Back to Linné and Stockholm’s own Jenny Wilson picks up where Elliphant left off; whipping the crowd into a frenzy with her politically charged, futuristic sonics. Drawing on material from her incredible album Demand The Impossible!, Wilson’s set is dominated by harsh industrial keys, aggressive, demanding drums and powerful vocals that demand you pay attention.
Yasiin Bey, better known to you and I as Mos Def, soon takes to the stage with minimal fuss - scattering rose petals from his hat as he goes. Stood with nothing but a small booth and a beat man behind him, Bey’s fancy footwork and ernest presence fills a stage space that many others with more gear or people would struggle with. Highlights come from “Mathematics” (which has the entire crowd bouncing as one), “Hip Hop” and the rolling bass of “Spread Love Every Day.”

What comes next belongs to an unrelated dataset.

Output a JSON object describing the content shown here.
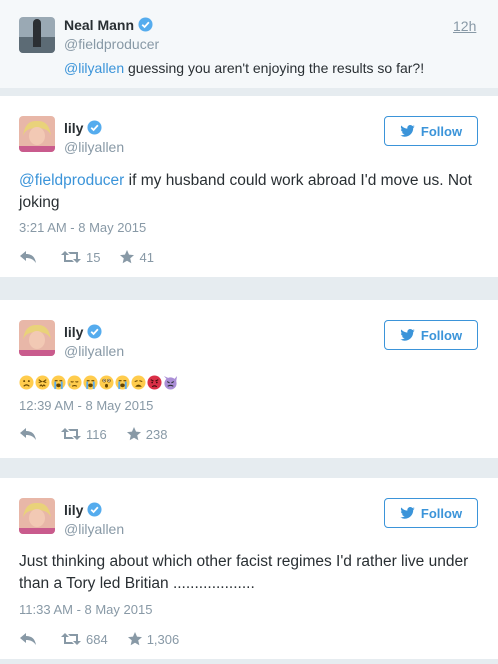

The day’s main attraction don’t disappoint. Robyn & Röyksopp arrive in phases. First comes Tromsø pair Röyksopp featuring Susanne Sundfør, then comes Robyn – the latter really kicking the set into gear. Bounding on stage in shimmering silver boxing shorts and bright red platform trainers, the Queen of scandi-pop announces her hour long reign by swirling around the stage, humping the air and shaking her ass to the hard bass beats of “Love Is Free.” As an opening statement, it’s breathtaking; as an introduction to a live Robyn show, it’s perfect. As she makes her way through songs like “Be Mine”, “Call Your Girlfriend”, “Dancing On My Own” and “With Every Heartbeat” you really realised just how incredible she is, and just how many vintage classics she is responsible for. It’s every bit as intoxicating and infectious as it is on record, perhaps even more so because the lady has some serious moves.

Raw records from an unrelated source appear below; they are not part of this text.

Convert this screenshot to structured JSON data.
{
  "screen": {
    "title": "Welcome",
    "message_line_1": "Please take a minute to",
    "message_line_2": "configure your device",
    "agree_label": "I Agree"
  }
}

Returning to the stage in a silver shell suit for the collaborative portion of the evening, Robyn could not be more iconic. A futuristic vision of pop perfection she is flanked by Svein Berge and Torbjørn Brundtland who - in matching outfits and silver/gold glittering full face masks - introduce the sci-fi swells and techno leanings of “Indestructible” while Robyn writhes around on the floor. In the thick of the crowd every beat is accompanied by a bead of sweat. “The Girl and The Robot” and “Do It Again” provide that perfect final rush, the euphoric trance of the latter raising up through the crowd like a shared fever - everyone is in a state of delirium. Walking away as glitter cannon’s fire into the night’s sky, we know that state will carry on through the night.